Ce mot de Barberin : « Si je n’avais pas compté sur ses parents, je ne me serais jamais chargé de lui, » me fit le détester un peu plus encore. Quel méchant homme.

— Et c’est parce que vous ne comptez plus sur ses parents, dit le vieillard, que vous le mettez à la porte. Enfin à qui s’adresseront-ils, ces parents, si jamais ils paraissent ? à vous, n’est-ce pas, et non à moi qu’ils ne connaissent pas ?

— Et si c’est vous qui les retrouvez.

— Alors convenons que s’il a des parents un jour, nous partagerons le profit, et je mets trente francs.

— Mettez-en quarante.

— Non pour les services qu’il me rendra, ce n’est pas possible.

— Et quels services voulez-vous qu’il vous rende. Pour de bonnes jambes, il a de bonnes jambes, pour de bons bras, il a de bons bras, je m’en tiens à ce que j’ai dit, mais enfin à quoi le trouvez-vous propre ?

Le vieillard regarda Barberin d’un air narquois et vidant son verre à petits coups :

— À me tenir compagnie, dit-il ; je me fais vieux et le soir quelquefois après une journée de fatigue, quand le temps est mauvais, j’ai des idées tristes ; il me distraira.

— Il est sûr que pour cela les jambes seront assez solides.

— Mais pas trop, car il faudra danser, et puis sauter, et puis marcher, et puis après avoir marché, sauter encore ; enfin il prendra place dans la troupe du signor Vitalis.

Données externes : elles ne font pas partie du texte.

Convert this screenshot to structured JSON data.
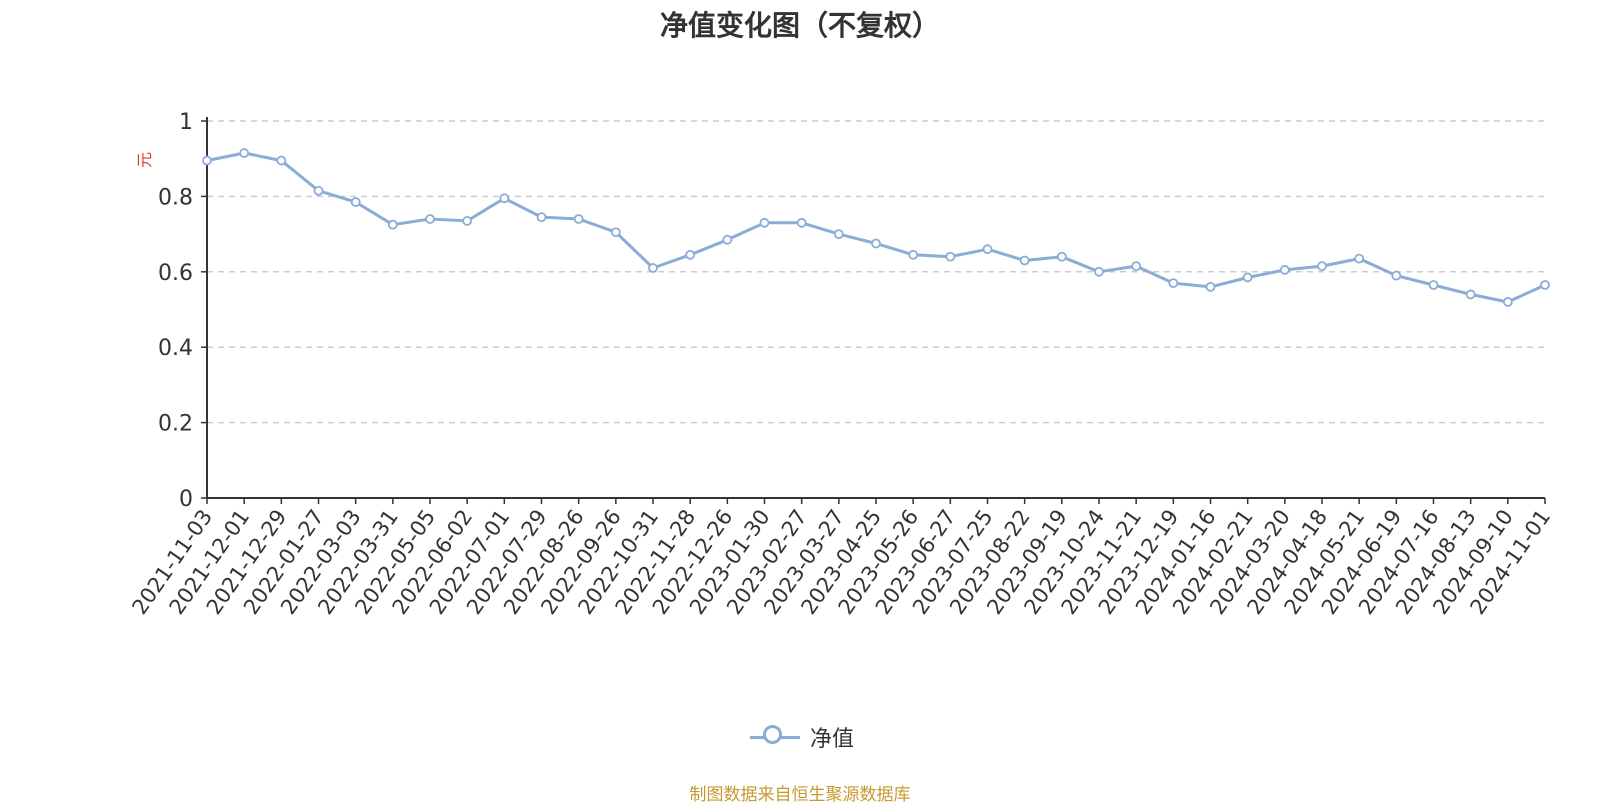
{
  "chart_data": {
    "type": "line",
    "title": "净值变化图（不复权）",
    "ylabel": "元",
    "ylim": [
      0,
      1
    ],
    "yticks": [
      "0",
      "0.2",
      "0.4",
      "0.6",
      "0.8",
      "1"
    ],
    "ytick_values": [
      0,
      0.2,
      0.4,
      0.6,
      0.8,
      1
    ],
    "grid": true,
    "legend_position": "bottom-center",
    "categories": [
      "2021-11-03",
      "2021-12-01",
      "2021-12-29",
      "2022-01-27",
      "2022-03-03",
      "2022-03-31",
      "2022-05-05",
      "2022-06-02",
      "2022-07-01",
      "2022-07-29",
      "2022-08-26",
      "2022-09-26",
      "2022-10-31",
      "2022-11-28",
      "2022-12-26",
      "2023-01-30",
      "2023-02-27",
      "2023-03-27",
      "2023-04-25",
      "2023-05-26",
      "2023-06-27",
      "2023-07-25",
      "2023-08-22",
      "2023-09-19",
      "2023-10-24",
      "2023-11-21",
      "2023-12-19",
      "2024-01-16",
      "2024-02-21",
      "2024-03-20",
      "2024-04-18",
      "2024-05-21",
      "2024-06-19",
      "2024-07-16",
      "2024-08-13",
      "2024-09-10",
      "2024-11-01"
    ],
    "series": [
      {
        "name": "净值",
        "color": "#8bacd7",
        "values": [
          0.895,
          0.915,
          0.895,
          0.815,
          0.785,
          0.725,
          0.74,
          0.735,
          0.795,
          0.745,
          0.74,
          0.705,
          0.61,
          0.645,
          0.685,
          0.73,
          0.73,
          0.7,
          0.675,
          0.645,
          0.64,
          0.66,
          0.63,
          0.64,
          0.6,
          0.615,
          0.57,
          0.56,
          0.585,
          0.605,
          0.615,
          0.635,
          0.59,
          0.565,
          0.54,
          0.52,
          0.565
        ]
      }
    ]
  },
  "legend": {
    "label": "净值"
  },
  "source": "制图数据来自恒生聚源数据库"
}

— Et où est-elle votre troupe ?

— Le signor Vitalis c’est moi, comme vous devez vous en douter ; la troupe, je vais vous la montrer, puisque vous désirez faire sa connaissance.

Disant cela il ouvrit sa peau de mouton, et prit dans sa main un animal étrange qu’il tenait sous son bras gauche serré contre sa poitrine.

C’était cet animal qui plusieurs fois avait fait soulever la peau de mouton ; mais ce n’était pas un petit chien comme je l’avais pensé.

Quelle pouvait être cette bête ?

Était-ce même une bête ?

Je ne trouvais pas de nom à donner à cette créature bizarre que je voyais pour la première fois, et que je regardais avec stupéfaction.